In reality, Churchill & FDR were basically Socialists, Churchill should of been tried for War Crimes against the citizens of Dresden, when Churchill ordered “carpet bombing” of Dresden and the slaughter of thousands of German citizens.
Patton himself once said, “A man who won’t screw won’t fight!”. It’s commonly accepted that for so many in the military that they take time from making war to making love, and sometimes, if the airman, soldier, sailor, or marine can’t be with the one he loves, then he loves the one he’s with.

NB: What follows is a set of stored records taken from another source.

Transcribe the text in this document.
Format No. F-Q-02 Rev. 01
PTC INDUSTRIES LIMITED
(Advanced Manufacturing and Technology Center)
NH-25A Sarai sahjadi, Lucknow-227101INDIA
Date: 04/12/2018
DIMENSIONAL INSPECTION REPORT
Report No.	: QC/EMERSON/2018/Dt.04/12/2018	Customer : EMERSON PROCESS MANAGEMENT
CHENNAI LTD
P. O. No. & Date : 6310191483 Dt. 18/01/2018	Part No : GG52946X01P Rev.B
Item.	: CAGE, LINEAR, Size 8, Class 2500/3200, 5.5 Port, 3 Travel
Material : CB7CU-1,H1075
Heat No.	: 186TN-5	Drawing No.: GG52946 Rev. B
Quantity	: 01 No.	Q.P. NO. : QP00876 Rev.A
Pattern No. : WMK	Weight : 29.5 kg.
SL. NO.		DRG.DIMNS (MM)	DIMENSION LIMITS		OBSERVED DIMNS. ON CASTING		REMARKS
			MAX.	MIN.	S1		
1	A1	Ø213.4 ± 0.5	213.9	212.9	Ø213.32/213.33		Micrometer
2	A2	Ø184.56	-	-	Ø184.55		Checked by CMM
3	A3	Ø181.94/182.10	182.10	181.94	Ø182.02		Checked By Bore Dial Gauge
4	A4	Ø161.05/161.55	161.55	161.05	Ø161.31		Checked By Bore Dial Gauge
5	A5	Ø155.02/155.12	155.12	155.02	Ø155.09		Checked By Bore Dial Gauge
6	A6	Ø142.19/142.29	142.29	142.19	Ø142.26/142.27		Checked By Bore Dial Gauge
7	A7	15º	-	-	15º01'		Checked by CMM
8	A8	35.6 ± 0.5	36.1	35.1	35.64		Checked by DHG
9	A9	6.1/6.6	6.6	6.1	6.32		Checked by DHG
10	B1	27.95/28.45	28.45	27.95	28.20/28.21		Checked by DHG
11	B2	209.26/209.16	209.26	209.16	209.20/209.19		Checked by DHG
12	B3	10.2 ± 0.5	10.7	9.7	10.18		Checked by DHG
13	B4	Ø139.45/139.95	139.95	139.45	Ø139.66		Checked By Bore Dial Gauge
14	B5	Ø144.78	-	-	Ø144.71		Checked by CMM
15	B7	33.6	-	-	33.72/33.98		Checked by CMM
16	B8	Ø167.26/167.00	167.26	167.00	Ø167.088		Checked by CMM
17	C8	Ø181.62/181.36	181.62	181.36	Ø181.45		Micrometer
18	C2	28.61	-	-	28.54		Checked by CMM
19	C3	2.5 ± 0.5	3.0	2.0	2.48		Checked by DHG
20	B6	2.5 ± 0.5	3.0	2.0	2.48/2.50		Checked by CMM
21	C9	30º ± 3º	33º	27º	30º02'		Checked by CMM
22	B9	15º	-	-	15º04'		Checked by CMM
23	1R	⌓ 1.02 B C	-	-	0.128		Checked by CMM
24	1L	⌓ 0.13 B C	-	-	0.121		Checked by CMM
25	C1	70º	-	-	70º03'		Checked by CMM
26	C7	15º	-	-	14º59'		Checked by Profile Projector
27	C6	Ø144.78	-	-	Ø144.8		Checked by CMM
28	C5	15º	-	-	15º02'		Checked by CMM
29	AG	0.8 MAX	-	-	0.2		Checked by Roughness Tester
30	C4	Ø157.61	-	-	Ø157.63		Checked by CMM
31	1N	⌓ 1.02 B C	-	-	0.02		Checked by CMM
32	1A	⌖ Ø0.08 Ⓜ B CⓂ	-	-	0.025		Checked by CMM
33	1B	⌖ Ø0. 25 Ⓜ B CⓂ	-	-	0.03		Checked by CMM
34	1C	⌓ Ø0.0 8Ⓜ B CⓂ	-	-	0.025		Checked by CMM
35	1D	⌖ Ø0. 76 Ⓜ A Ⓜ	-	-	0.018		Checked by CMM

Of course, at times the tables ARE turned, as the article points out in the case of Empress Josephine and Napoleon. The infamous scene in “Jarhead” (2005), where the wife of a Marine has sent him a copy of one of his favorite movies (VHS being the common format of the time) but cruelly tapes over footage of her having sex with another man and then taunting him; the marine is distraught that his wife’s infidelity is played for his fellow marines to see and jeer over. Supposedly this is a true story. Wouldn’t exactly be a shocker.